Tunnel Differences
Shadow Hawkins on Thursday, 15 October 2009 16:44:11
I recently moved my tunnel server to a location where I could configure a static tunnel (instead of the dynamic one I'm currently running). Is there a place on this site that explains the differences between the three? Could anyone shed some light on it for me?
Tunnel Differences
Jeroen Massar on Thursday, 15 October 2009 17:51:28
This is of course answered in the FAQ: FAQ : Connectivity (Tunnels and Subnets) : IPv6 Transition Mechanism / Tunneling Comparison
Unless you have specific questions of course, but then it would be good to state them....
Tunnel Differences
Shadow Hawkins on Thursday, 15 October 2009 17:53:58
That's what I was looking for, thank you
Tunnel Differences
Shadow Hawkins on Thursday, 15 October 2009 18:01:41
I take that back, I have one more question.

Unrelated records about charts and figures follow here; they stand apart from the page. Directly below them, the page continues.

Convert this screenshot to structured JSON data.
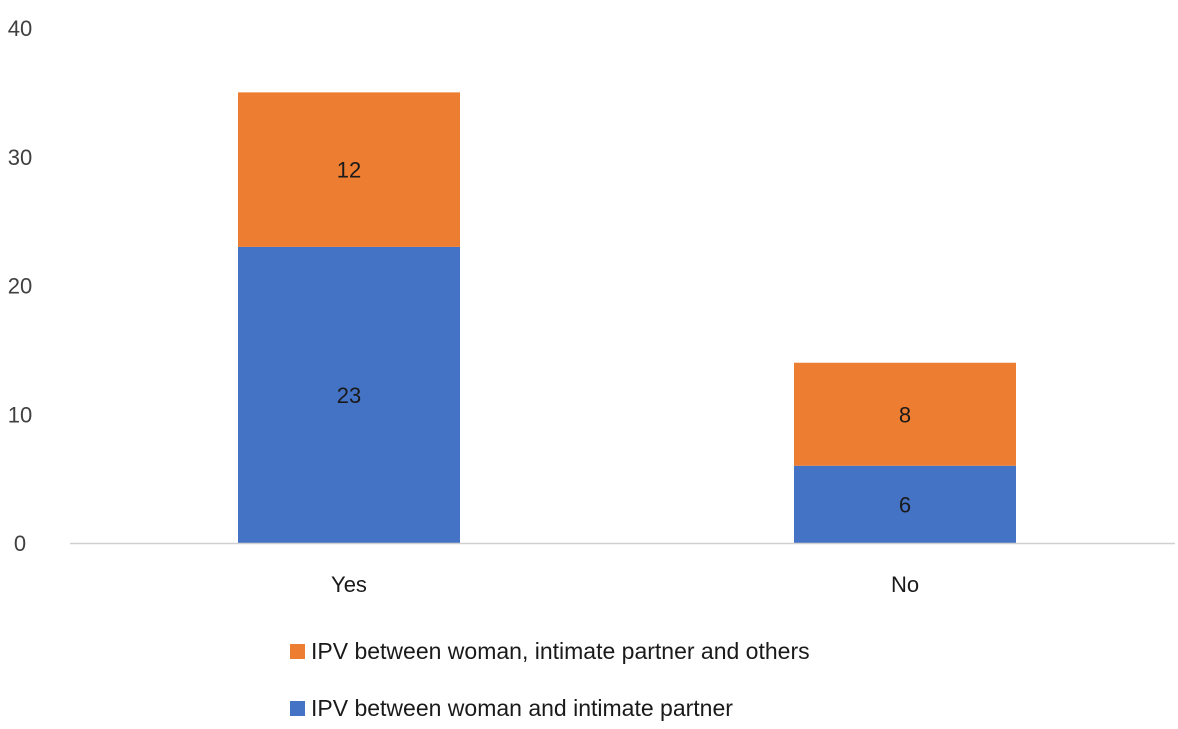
{
  "chart_data": {
    "type": "bar",
    "stacked": true,
    "categories": [
      "Yes",
      "No"
    ],
    "series": [
      {
        "name": "IPV between woman and intimate partner",
        "values": [
          23,
          6
        ],
        "color": "#4472C4"
      },
      {
        "name": "IPV between woman, intimate partner and others",
        "values": [
          12,
          8
        ],
        "color": "#ED7D31"
      }
    ],
    "yticks": [
      0,
      10,
      20,
      30,
      40
    ],
    "ylim": [
      0,
      40
    ],
    "grid": false,
    "legend_position": "bottom",
    "legend_order": [
      1,
      0
    ],
    "title": "",
    "xlabel": "",
    "ylabel": ""
  }
}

As mentioned, I've moved my tunnel server to a location where it is directly accessible (public IPv4 address) Would I be better off moving to a static tunnel or just keeping the current AYIYA tunnel?
Tunnel Differences
Jeroen Massar on Thursday, 15 October 2009 18:06:44
As always: it depends.
If you indeed have a 24/7/356 static public IP address then a static tunnel is appropriate. If you have a public IP address that might change, then go for a heartbeat tunnel. If you have a IP address behind a NAT then go for a AYIYA one.

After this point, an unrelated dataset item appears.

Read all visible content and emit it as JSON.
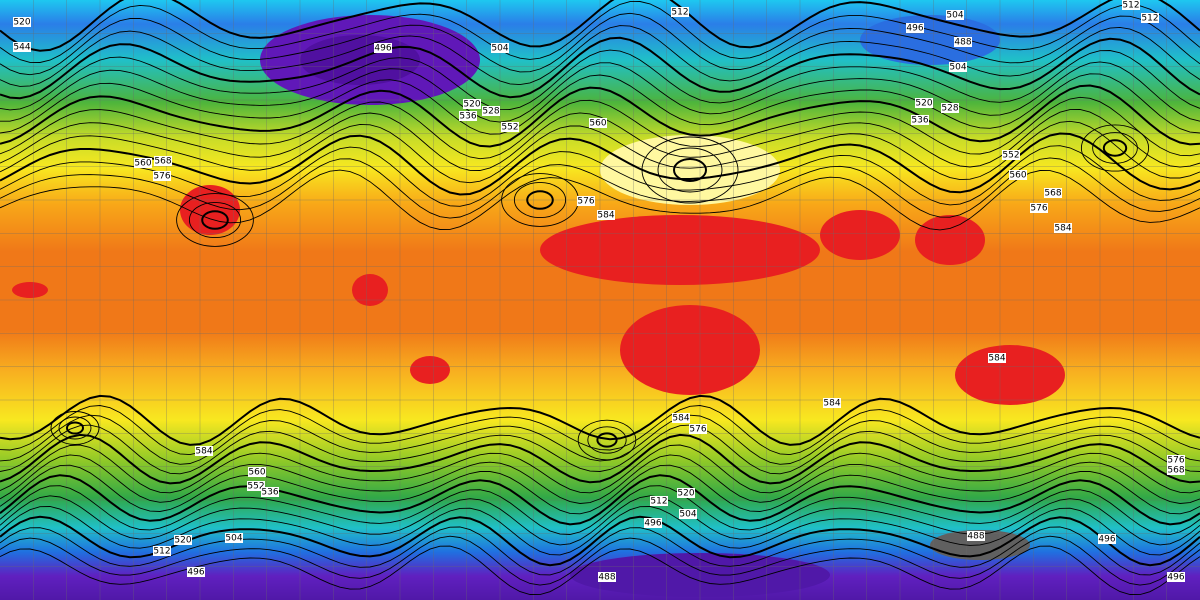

Proto-41 tunnels have less overhead, both in packet size and in CPU overhead, as AYIYA has a signature. Heartbeat overhead is minimal as it is not per-packet. AYIYA can be seen as 'more secure', but there are only very few rare cases that are known where people actually spoofed proto-41 packets and abused that loophole.
Tunnel Differences
Shadow Hawkins on Thursday, 15 October 2009 18:11:26
So it sounds like a heartbeat tunnel would be appropriate. I do have a static address that "shouldn't" change, but we do not own those addresses, so if we were to change providers, the IP address would change.
Tunnel Differences
Jeroen Massar on Thursday, 15 October 2009 18:16:21
You don't change those every month I assume, thus it should be fine as a 'static' endpoint.